The NSIC has for some years had an office in Johannesburg and has already helped set up two incubation centres in KwaZulu-Natal (in Pietermaritzburg and Hammarsdale) which focus on projects to make exercise notebooks, wire nails and barbed wire. The NSIC also helped install a plastic injection moulding equipment at the Soshanguve Manufacturing Technology Demonstration Centre in Pretoria.
Rolling them out
Since it began rolling out them out a few years ago, the NSIC has set up over 90 rapid incubation centres (also known as training-cum-incubation centres) in India itself, which are run under a franchise model (detailed here) - where the NSIC acts as the franchisor.
It also helped set up similar incubators in a number of other African countries, with an incubation hub launched this month in Rwanda. In addition the NSIC co-operates with South Africa's Small Enterprise Development Agency (Seda).
How it works
The model includes classroom training on entrepreneurship, practical training on actual manufacturing projects, guidance on project management and advice on preparing a fund proposal for banks and support services to start a business.
In the first week of the programme the right candidates are chosen for incubation, after a call is placed for applicants in local media. The minimum qualification is that a candidate should have at least 10 years of schooling and possess basic entrepreneurial traits. Preference is given to those that have a background in an industry or business.

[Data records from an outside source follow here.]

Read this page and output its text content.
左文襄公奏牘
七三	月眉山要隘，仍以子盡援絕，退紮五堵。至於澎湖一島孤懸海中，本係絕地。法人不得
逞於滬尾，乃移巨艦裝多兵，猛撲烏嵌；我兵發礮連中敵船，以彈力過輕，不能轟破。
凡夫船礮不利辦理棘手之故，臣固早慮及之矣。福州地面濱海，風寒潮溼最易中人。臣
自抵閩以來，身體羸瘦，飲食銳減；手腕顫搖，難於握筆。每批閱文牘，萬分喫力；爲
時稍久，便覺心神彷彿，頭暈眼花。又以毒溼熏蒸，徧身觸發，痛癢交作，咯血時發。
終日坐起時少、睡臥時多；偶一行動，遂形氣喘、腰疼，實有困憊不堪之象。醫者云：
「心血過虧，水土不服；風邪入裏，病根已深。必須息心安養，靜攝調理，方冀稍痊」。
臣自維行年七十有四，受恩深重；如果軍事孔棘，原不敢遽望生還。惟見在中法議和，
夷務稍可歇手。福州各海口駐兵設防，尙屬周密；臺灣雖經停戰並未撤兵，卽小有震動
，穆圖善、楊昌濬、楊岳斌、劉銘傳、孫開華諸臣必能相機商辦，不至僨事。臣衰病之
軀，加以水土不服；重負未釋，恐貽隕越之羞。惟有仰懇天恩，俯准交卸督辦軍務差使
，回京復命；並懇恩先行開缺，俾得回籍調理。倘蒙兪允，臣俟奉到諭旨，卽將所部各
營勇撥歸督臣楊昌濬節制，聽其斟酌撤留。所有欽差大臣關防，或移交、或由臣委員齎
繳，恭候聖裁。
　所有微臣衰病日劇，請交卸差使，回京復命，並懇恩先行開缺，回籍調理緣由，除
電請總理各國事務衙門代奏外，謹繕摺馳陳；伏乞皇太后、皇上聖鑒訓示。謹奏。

What sets the NSIC's rapid incubation model apart from others is that it focuses on skilling participants in pre-chosen business types. Most other incubators tend to assist participants to turn an idea or a young business into a growing business, with the incubation period often running for three years.
The organisation has about 200 enterprise types (all requiring little investment to set up) that a potential entrepreneur can chose from - including such areas as brick manufacturing, embroidery, making of construction materials and bakeries.
Jury still out on model
It's difficult as yet to assess how successful the model has been, mainly because it's a fairly new concept and because figures on the number of enterprises and jobs that have been created by rapid incubation centres are not readily available.
Though the model may be the kind of incubator that hopes to turn the next bright idea into a rock-star-like high-growth business, important will be to assess how sustainable such enterprises will turn out to be.
At some time or other those assisted by the incubator will have to fend for themselves in the market without subsidised support. If too many fail on exiting or create enterprises that limp along, with just the owner themselves without growing and creating jobs, then it may be an indictment of the model itself.